This talk entitled “Clustering and Data Anonymization by Mutual Information” will be presented by Prof. Pablo Piantanida, Associate Professor with CentraleSupélec. It will take place Tuesday, December, 19 th at 2pm in “salle TD-C” ( Claude Chappe Building).Title: Clustering and Data Anonymization by Mutual Information
Abstract: In this talk, we first introduce the Shannon theoretic multi-clustering problem and investigate its properties, uncovering connections with many other coding problems in the literature. The figure of merit for this information-theoretic problem is mutual information, the mathematical properties of which make the multi-clustering problem amenable to techniques that could not be used in a general rate-distortion setting. We start by considering the case of two sources, where we derive singleletter bounds for the achievable region by connecting our setting to hypothesis testing and pattern recognition recognition problems in the information theory literature. We then generalize the problem setup to an arbitrary number of sources and study a CEO problem with logarithmic loss distortion and multiple description coding. Drawing from the theory of submodular functions, we prove a tight inner and outer bound for the resulting achievable region under a suitable conditional independence assumption. Furthermore, we present a proof of the well-known two-function case of a conjecture by Kumar and Courtade (2013), showing that the dictator functions are essentially the only Boolean functions maximizing mutual information. The key step in our proof is a careful analysis of the Fourier spectrum of the two Boolean functions. Finally, we study information-theoretic applications to the problem of statistical data anonymization via mutual information and deep learning methods in which the identity of the data writer must remain private even from the learner.
Joint works with Dr. Georg Pichler (TU Wien, Austria), Prof.

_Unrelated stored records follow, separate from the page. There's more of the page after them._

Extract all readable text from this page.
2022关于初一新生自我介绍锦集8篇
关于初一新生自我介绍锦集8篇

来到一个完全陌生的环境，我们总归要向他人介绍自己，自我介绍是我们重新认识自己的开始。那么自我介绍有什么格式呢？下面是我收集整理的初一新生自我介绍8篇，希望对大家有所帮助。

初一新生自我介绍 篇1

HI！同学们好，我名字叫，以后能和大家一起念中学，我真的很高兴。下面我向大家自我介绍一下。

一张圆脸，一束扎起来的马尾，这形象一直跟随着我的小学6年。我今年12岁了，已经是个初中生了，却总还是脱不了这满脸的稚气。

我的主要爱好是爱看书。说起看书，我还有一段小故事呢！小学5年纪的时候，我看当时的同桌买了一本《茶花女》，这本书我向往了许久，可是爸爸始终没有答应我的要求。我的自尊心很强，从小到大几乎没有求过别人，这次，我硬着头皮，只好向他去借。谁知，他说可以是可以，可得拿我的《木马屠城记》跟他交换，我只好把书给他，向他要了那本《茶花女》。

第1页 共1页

Gerald Matz (TU Wien, Austria), Clément Feutry (CentraleSupélec, France) and Yoshua Bengio (Montréal, Canada)
Short biography: Pablo Piantanida received both B.Sc. in Electrical Engineering and B.Sc. in Mathematics degrees from the University of Buenos Aires (Argentina) in 2003, and the Ph.D. from Université Paris-Sud (Orsay, France) in 2007. Since October 2007 he has joined the Laboratoire des Signaux et Systèmes (L2S), at CentraleSupélec together with CNRS (UMR 8506) and Université Paris-Sud, as an Associate Professor of Network Information Theory. He is an IEEE Senior Member, coordinator of the Information Theory and its Applications group (ITA) at L2S, and coordinator of the International Associate Laboratory (LIA) of the CNRS “Information, Learning and Control” with several institutions in Montréal and General Co-Chair of the 2019 IEEE International Symposium on Information Theory (ISIT). His research interests lie broadly in information theory and its interactions with other fields, including multi-terminal information and Shannon theory, machine learning, statistical inference, communication mechanisms for security and privacy, and representation learning.